When we establish a position in the marketplace, we define ourselves—draw a line around ourselves—within that marketplace. We let people know what we do and for whom we do it.
Which means, by definition, that we also let people know what we don't do—and for whom we provide no value.
And that strikes fear into the hearts of marketing and non-marketing business people the world over. Exclude someone? We can't do that!
Oh, but you must.
A marketplace of “everybody” is no marketplace at all.
Positioning Is Making Choices
Establishing a position is a process of both inclusion and exclusion. Mount Blanc serves as an easy example. Its positioning includes people for whom a pen is a fashion statement and a status symbol, probably more than it is a writing instrument. It excludes people, even affluent people, who don't want to pay more than $100 for a pen.
Positioning, in other words, is sacrificing some portion of the marketplace so that you can focus on the marketplaces of most value to you—and bring clarity of message to those markets.
Sacrifice is difficult. It's financially difficult and emotionally difficult, especially for those whose “baby” the product is. The notion of leaving money on the table is terrifying. The notion of telling someone, “This product that I love isn't for you” is even more so.
But it has to be done. If you don't exclude, you can't include.
And it happens all the time.
Consider the Segway.
The Fear of Exclusion
Here we have a perfect example of the fear to exclude. If their Web site is any indication, the Segway people believe that their marketplace consists of anyone who can reach the handlebars.
This is pure self-fascination—product omphaloskepsis at its finest.
And this kind of fascination with product and fear of turning aside from a marketplace creates positioning at its worst.
The Segway's main success to date has been the corporate marketplace. This makes sense to me. Moving across an auto assembly plant would be made much easier with such a device.
Why, then, does Segway's visible positioning—primarily its Web site—focus almost entirely on the individual consumer?
Fear to exclude.
The Segway team clearly believes that there is a mass (as opposed to early-adopter) market out there for a $5,000-a-pop way to go to the corner store for a carton of milk.
Do you agree? Look around. How many have you seen on the city streets? My answer is: none.
In fact, the only one I've seen was being ridden by an Epcot employee across the pavement of the park. It looked darn nifty. But I couldn't figure out how it would add value to my life.
And neither, apparently, have the people at Segway. Here, taken from their home page, is their main value proposition, which reflects their core position:
Cover more ground. Be more productive. Move more intelligently.

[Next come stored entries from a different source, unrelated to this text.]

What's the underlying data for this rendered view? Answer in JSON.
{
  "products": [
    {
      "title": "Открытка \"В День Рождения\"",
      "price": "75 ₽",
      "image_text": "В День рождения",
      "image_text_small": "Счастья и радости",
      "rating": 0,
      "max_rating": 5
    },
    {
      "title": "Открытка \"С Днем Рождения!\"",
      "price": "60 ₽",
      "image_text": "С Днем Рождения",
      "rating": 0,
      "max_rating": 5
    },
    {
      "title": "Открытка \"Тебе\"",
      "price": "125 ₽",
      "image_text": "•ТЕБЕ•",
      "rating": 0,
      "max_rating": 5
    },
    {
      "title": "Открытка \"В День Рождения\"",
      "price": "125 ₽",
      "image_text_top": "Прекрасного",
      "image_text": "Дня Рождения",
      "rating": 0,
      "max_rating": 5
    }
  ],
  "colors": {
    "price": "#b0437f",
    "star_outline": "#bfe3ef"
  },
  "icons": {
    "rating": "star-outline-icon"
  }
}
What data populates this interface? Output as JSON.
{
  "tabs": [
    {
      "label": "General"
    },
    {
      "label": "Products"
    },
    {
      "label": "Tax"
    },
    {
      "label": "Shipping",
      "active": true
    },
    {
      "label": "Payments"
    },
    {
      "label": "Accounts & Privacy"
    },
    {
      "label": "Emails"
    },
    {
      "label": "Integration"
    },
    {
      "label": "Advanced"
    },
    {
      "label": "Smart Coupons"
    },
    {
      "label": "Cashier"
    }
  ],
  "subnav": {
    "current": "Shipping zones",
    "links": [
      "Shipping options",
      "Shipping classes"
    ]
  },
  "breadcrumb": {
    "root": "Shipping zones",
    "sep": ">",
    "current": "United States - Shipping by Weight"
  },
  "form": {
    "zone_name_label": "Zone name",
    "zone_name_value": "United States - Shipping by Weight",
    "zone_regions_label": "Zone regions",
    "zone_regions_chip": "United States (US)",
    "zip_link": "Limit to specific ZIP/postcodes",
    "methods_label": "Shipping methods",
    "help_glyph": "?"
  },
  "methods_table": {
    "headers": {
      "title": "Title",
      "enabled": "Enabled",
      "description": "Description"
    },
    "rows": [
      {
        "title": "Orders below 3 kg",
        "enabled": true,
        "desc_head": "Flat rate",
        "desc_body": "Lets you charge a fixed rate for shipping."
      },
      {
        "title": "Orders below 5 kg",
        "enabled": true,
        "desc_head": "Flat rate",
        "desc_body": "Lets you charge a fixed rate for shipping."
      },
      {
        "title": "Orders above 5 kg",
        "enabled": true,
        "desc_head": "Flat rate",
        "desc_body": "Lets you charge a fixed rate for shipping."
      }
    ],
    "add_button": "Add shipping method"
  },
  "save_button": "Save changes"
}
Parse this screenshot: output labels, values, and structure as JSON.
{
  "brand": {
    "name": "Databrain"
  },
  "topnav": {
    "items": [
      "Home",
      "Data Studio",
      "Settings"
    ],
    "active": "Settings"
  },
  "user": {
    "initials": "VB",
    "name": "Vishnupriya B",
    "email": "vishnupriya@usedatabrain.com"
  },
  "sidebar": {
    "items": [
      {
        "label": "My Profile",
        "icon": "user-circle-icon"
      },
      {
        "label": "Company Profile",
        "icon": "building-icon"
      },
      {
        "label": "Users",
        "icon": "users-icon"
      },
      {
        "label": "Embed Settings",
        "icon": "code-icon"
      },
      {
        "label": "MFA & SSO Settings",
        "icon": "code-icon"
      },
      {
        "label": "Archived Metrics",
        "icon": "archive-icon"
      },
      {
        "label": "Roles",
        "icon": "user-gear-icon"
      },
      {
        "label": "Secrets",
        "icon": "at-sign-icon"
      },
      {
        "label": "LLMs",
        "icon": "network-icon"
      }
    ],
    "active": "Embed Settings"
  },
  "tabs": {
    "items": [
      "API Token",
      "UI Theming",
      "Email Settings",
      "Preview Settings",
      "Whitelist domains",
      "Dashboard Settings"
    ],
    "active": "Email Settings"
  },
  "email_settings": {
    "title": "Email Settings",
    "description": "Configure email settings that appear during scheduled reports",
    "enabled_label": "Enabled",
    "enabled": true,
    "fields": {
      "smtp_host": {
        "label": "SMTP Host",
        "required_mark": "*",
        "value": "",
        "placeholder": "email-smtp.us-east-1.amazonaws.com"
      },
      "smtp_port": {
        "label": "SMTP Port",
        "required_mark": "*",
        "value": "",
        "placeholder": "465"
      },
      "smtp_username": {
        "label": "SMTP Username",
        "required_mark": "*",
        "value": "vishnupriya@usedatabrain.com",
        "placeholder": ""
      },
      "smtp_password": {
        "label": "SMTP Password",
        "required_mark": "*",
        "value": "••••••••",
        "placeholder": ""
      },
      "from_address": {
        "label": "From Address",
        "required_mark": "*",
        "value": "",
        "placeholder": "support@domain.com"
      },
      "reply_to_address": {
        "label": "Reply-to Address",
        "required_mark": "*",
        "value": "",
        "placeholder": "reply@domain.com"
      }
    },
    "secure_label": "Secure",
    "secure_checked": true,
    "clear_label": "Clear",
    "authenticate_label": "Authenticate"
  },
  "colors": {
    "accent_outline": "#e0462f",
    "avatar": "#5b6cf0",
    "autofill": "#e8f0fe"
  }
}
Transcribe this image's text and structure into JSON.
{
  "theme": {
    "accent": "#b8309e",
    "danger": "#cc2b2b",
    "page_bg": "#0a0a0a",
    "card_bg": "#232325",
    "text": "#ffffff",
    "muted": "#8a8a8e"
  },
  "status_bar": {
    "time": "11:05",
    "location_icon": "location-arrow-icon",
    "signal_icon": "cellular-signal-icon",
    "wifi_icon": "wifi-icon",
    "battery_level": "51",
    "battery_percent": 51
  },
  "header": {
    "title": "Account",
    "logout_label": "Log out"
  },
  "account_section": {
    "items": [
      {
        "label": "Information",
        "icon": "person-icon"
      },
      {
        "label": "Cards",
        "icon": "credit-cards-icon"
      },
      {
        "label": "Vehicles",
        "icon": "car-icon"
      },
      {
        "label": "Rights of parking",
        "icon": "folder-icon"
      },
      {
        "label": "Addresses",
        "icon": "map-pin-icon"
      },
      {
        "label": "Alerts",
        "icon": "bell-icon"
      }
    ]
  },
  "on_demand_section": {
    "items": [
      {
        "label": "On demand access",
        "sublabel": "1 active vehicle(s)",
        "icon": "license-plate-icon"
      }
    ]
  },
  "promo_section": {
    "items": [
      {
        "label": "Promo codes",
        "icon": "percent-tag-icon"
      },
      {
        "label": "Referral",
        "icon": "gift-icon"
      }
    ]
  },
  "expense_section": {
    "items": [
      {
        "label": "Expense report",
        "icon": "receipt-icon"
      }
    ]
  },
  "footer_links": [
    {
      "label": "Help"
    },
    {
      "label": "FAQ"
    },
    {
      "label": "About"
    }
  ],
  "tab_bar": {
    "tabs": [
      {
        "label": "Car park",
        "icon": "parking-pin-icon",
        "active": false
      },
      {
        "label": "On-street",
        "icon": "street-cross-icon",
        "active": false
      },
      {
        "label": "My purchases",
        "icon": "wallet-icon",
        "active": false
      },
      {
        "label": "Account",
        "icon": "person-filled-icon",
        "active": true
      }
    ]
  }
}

I don't know about you, but none of those touch a personal chord with me. When I go from here to, let's say, the store, or to pick up my kids at school, or to take my dog to the vet or to just about anywhere… I'm covering as much ground, being as productive and moving just as intelligently as I need to. I don't need to drop $5,000 to improve any of those.
But if I were the United States Postal Service, or GM, or the division of the police department that writes parking citations, I most certainly would need that kind of improvement.
What I Would Do With Segway
Now, my purpose here is not to slam the Segway but to use it as an example of why good positioning means making tough choices, analyzing the needs of the markets, finding those markets that will get real value from the product, positioning the product specifically for those markets….
And, most importantly, willingly turning away from those markets where the value just isn't there.
I would exactly reverse Segway's focus. Instead of focusing almost entirely on the consumer market, I would focus almost entirely on the commercial market (where, incidentally, its success is better although still not great). Instead of “Personal Stories” from happy Segwayniacs (which will likely not include President Bush), I would focus on ROI and productivity analyses—not bury those issues down the navigation path.
I would position the product directly at the marketplace that will get the most benefit from it, and would willingly exclude—or at the very least pay only nominal attention to—the markets that will get the least benefit from it.
That's what positioning is all about.
There is a scene in E. M. Forster's Passage to India where two missionaries are discussing who or what in the entire universe of animate and inanimate things gets to heaven. The older missionary is rigid—people, he says, get to heaven; end of story.
But the younger one is more inclusive: “Monkeys, jackals, wasps…all, in the end, make it to heaven.” When the suggestion is made that bacteria would also be included, he draws the line. “We must,” he says, “exclude someone from our gathering, or we shall be left with nothing.”
Welcome to the sacrifice of positioning.